In preparing the wood, Pimentel sawed off a crooked piece of the log and discovered the image of Our Lady imprinted on it. Cutting more of the wood revealed more imprints. The first imprints were placed in the storehouse, which eventually became a chapel. Visitors and curious onlookers made it a pilgrimage site, hoping for miracles and healing. On the other hand, Mount Sembrano also became a Santong Lugar (“Holy place”) for Aglipayan pilgrims to remember the source of the wood.

On June 4, 1911, a year after the image’s discovery on the wood, Obispo Máximo Gregorio Aglipay said Mass in the chapel, now the Cathedral of Our Lady of Maulawin (Filipino: Katedral ng Birhen Maulawin)' .

== Veneration ==
The original pieces of Molave wood with the image are venerated in a side chapel of the cathedral, which also functions as a gallery of church practices over the years.

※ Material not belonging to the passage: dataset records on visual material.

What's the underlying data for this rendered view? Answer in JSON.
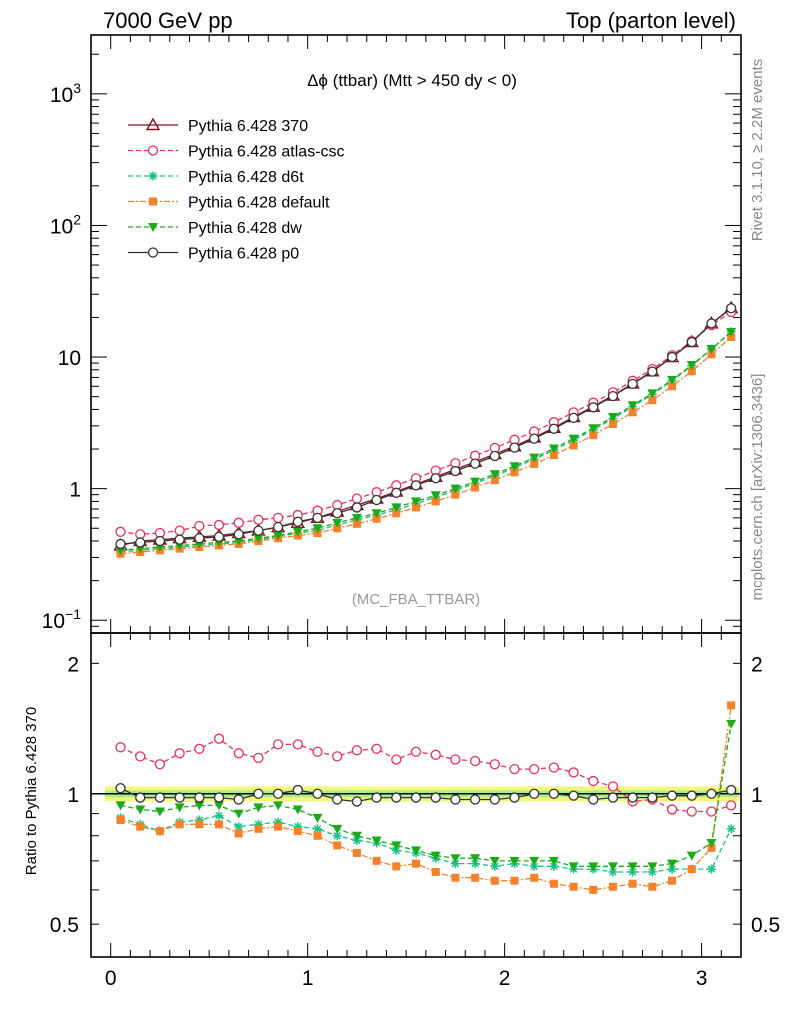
{
  "header": {
    "left": "7000 GeV pp",
    "right": "Top (parton level)"
  },
  "side": {
    "rivet": "Rivet 3.1.10, ≥ 2.2M events",
    "mcplots": "mcplots.cern.ch [arXiv:1306.3436]"
  },
  "watermark": "(MC_FBA_TTBAR)",
  "chart_data": [
    {
      "type": "line",
      "title": "Δϕ (ttbar) (Mtt > 450 dy < 0)",
      "yscale": "log",
      "xlim": [
        -0.1,
        3.2
      ],
      "ylim": [
        0.08,
        2800
      ],
      "x_ticks": [
        0,
        1,
        2,
        3
      ],
      "y_ticks": [
        {
          "v": 0.1,
          "b": "10",
          "e": "−1"
        },
        {
          "v": 1,
          "b": "1",
          "e": ""
        },
        {
          "v": 10,
          "b": "10",
          "e": ""
        },
        {
          "v": 100,
          "b": "10",
          "e": "2"
        },
        {
          "v": 1000,
          "b": "10",
          "e": "3"
        }
      ],
      "legend_position": "top-left",
      "x": [
        0.05,
        0.15,
        0.25,
        0.35,
        0.45,
        0.55,
        0.65,
        0.75,
        0.85,
        0.95,
        1.05,
        1.15,
        1.25,
        1.35,
        1.45,
        1.55,
        1.65,
        1.75,
        1.85,
        1.95,
        2.05,
        2.15,
        2.25,
        2.35,
        2.45,
        2.55,
        2.65,
        2.75,
        2.85,
        2.95,
        3.05,
        3.15
      ],
      "series": [
        {
          "name": "Pythia 6.428 370",
          "color": "#8b0f1a",
          "dash": "",
          "marker": "triangle-open",
          "values": [
            0.37,
            0.4,
            0.41,
            0.42,
            0.43,
            0.44,
            0.46,
            0.48,
            0.51,
            0.55,
            0.6,
            0.67,
            0.75,
            0.84,
            0.95,
            1.08,
            1.23,
            1.4,
            1.6,
            1.83,
            2.1,
            2.45,
            2.9,
            3.5,
            4.2,
            5.1,
            6.3,
            7.8,
            10.0,
            13.0,
            18.0,
            23.5
          ]
        },
        {
          "name": "Pythia 6.428 atlas-csc",
          "color": "#e8305a",
          "dash": "5,3",
          "marker": "circle-open",
          "values": [
            0.47,
            0.45,
            0.46,
            0.48,
            0.52,
            0.53,
            0.55,
            0.58,
            0.6,
            0.63,
            0.68,
            0.75,
            0.84,
            0.94,
            1.06,
            1.2,
            1.37,
            1.56,
            1.78,
            2.04,
            2.35,
            2.72,
            3.2,
            3.8,
            4.5,
            5.4,
            6.6,
            8.1,
            10.3,
            13.2,
            17.5,
            22.0
          ]
        },
        {
          "name": "Pythia 6.428 d6t",
          "color": "#19c089",
          "dash": "5,3",
          "marker": "star",
          "values": [
            0.33,
            0.34,
            0.35,
            0.36,
            0.37,
            0.38,
            0.39,
            0.41,
            0.43,
            0.46,
            0.48,
            0.53,
            0.58,
            0.63,
            0.69,
            0.77,
            0.86,
            0.97,
            1.1,
            1.25,
            1.44,
            1.67,
            1.96,
            2.33,
            2.8,
            3.4,
            4.2,
            5.2,
            6.6,
            8.6,
            11.5,
            15.6
          ]
        },
        {
          "name": "Pythia 6.428 default",
          "color": "#f5822b",
          "dash": "6,2,2,2",
          "marker": "square",
          "values": [
            0.32,
            0.33,
            0.34,
            0.35,
            0.36,
            0.37,
            0.38,
            0.4,
            0.42,
            0.44,
            0.46,
            0.5,
            0.54,
            0.59,
            0.65,
            0.72,
            0.8,
            0.9,
            1.02,
            1.16,
            1.33,
            1.54,
            1.8,
            2.13,
            2.55,
            3.1,
            3.8,
            4.7,
            6.0,
            7.8,
            10.5,
            14.2
          ]
        },
        {
          "name": "Pythia 6.428 dw",
          "color": "#1aaa1a",
          "dash": "5,3",
          "marker": "triangle-down",
          "values": [
            0.34,
            0.35,
            0.36,
            0.37,
            0.38,
            0.39,
            0.4,
            0.42,
            0.44,
            0.47,
            0.5,
            0.55,
            0.6,
            0.65,
            0.72,
            0.8,
            0.89,
            1.0,
            1.13,
            1.29,
            1.48,
            1.72,
            2.02,
            2.4,
            2.88,
            3.5,
            4.3,
            5.3,
            6.7,
            8.7,
            11.5,
            15.5
          ]
        },
        {
          "name": "Pythia 6.428 p0",
          "color": "#333333",
          "dash": "",
          "marker": "circle-open",
          "values": [
            0.38,
            0.39,
            0.4,
            0.41,
            0.42,
            0.43,
            0.45,
            0.48,
            0.51,
            0.56,
            0.6,
            0.65,
            0.72,
            0.82,
            0.93,
            1.06,
            1.2,
            1.36,
            1.55,
            1.77,
            2.05,
            2.4,
            2.85,
            3.45,
            4.15,
            5.05,
            6.25,
            7.75,
            10.0,
            13.0,
            18.0,
            23.5
          ]
        }
      ]
    },
    {
      "type": "line",
      "ylabel": "Ratio to Pythia 6.428 370",
      "yscale": "log",
      "xlim": [
        -0.1,
        3.2
      ],
      "ylim": [
        0.42,
        2.35
      ],
      "x_ticks": [
        0,
        1,
        2,
        3
      ],
      "y_ticks": [
        {
          "v": 0.5,
          "label": "0.5"
        },
        {
          "v": 1,
          "label": "1"
        },
        {
          "v": 2,
          "label": "2"
        }
      ],
      "reference": 1,
      "band": {
        "lo": 0.96,
        "hi": 1.04,
        "color": "#f6f67a",
        "inner_color": "#a6ef8e"
      },
      "x": [
        0.05,
        0.15,
        0.25,
        0.35,
        0.45,
        0.55,
        0.65,
        0.75,
        0.85,
        0.95,
        1.05,
        1.15,
        1.25,
        1.35,
        1.45,
        1.55,
        1.65,
        1.75,
        1.85,
        1.95,
        2.05,
        2.15,
        2.25,
        2.35,
        2.45,
        2.55,
        2.65,
        2.75,
        2.85,
        2.95,
        3.05,
        3.15
      ],
      "series": [
        {
          "name": "Pythia 6.428 atlas-csc",
          "color": "#e8305a",
          "dash": "5,3",
          "marker": "circle-open",
          "values": [
            1.28,
            1.22,
            1.17,
            1.24,
            1.27,
            1.34,
            1.24,
            1.21,
            1.3,
            1.3,
            1.25,
            1.22,
            1.26,
            1.27,
            1.2,
            1.25,
            1.23,
            1.2,
            1.19,
            1.17,
            1.14,
            1.14,
            1.15,
            1.12,
            1.07,
            1.04,
            0.96,
            0.97,
            0.92,
            0.91,
            0.91,
            0.94
          ]
        },
        {
          "name": "Pythia 6.428 d6t",
          "color": "#19c089",
          "dash": "5,3",
          "marker": "star",
          "values": [
            0.88,
            0.85,
            0.82,
            0.86,
            0.87,
            0.89,
            0.84,
            0.85,
            0.86,
            0.84,
            0.83,
            0.8,
            0.78,
            0.77,
            0.74,
            0.73,
            0.71,
            0.69,
            0.69,
            0.68,
            0.69,
            0.68,
            0.68,
            0.67,
            0.67,
            0.66,
            0.66,
            0.66,
            0.67,
            0.67,
            0.67,
            0.83
          ]
        },
        {
          "name": "Pythia 6.428 default",
          "color": "#f5822b",
          "dash": "6,2,2,2",
          "marker": "square",
          "values": [
            0.87,
            0.84,
            0.82,
            0.85,
            0.85,
            0.85,
            0.81,
            0.83,
            0.84,
            0.82,
            0.8,
            0.76,
            0.73,
            0.7,
            0.68,
            0.69,
            0.66,
            0.64,
            0.64,
            0.63,
            0.63,
            0.64,
            0.62,
            0.61,
            0.6,
            0.61,
            0.62,
            0.61,
            0.63,
            0.67,
            0.75,
            1.6
          ]
        },
        {
          "name": "Pythia 6.428 dw",
          "color": "#1aaa1a",
          "dash": "5,3",
          "marker": "triangle-down",
          "values": [
            0.94,
            0.92,
            0.91,
            0.93,
            0.94,
            0.94,
            0.9,
            0.93,
            0.94,
            0.92,
            0.88,
            0.83,
            0.8,
            0.78,
            0.76,
            0.74,
            0.72,
            0.71,
            0.71,
            0.7,
            0.7,
            0.7,
            0.7,
            0.68,
            0.68,
            0.68,
            0.68,
            0.68,
            0.69,
            0.72,
            0.77,
            1.45
          ]
        },
        {
          "name": "Pythia 6.428 p0",
          "color": "#333333",
          "dash": "",
          "marker": "circle-open",
          "values": [
            1.03,
            0.98,
            0.98,
            0.98,
            0.98,
            0.98,
            0.97,
            1.0,
            1.0,
            1.02,
            1.0,
            0.97,
            0.96,
            0.98,
            0.98,
            0.98,
            0.98,
            0.97,
            0.97,
            0.97,
            0.98,
            1.0,
            1.0,
            0.99,
            0.97,
            0.98,
            0.98,
            0.98,
            0.99,
            0.99,
            1.0,
            1.02
          ]
        }
      ]
    }
  ]
}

One of the pieces is also in a chapel at the Santong Lugar site on Mount Sembrano, while another can be found in the Parish of the Holy Child in Marikina.

Fluvial and foot processions are done by devotees on the images feast day, and other special occasions.

In September 2024, the cathedral was declared the Shrine of the Blessed Virgin of Maulawin by the Supreme Council of Bishops (SCB) of the Iglesia Filipina Independiente.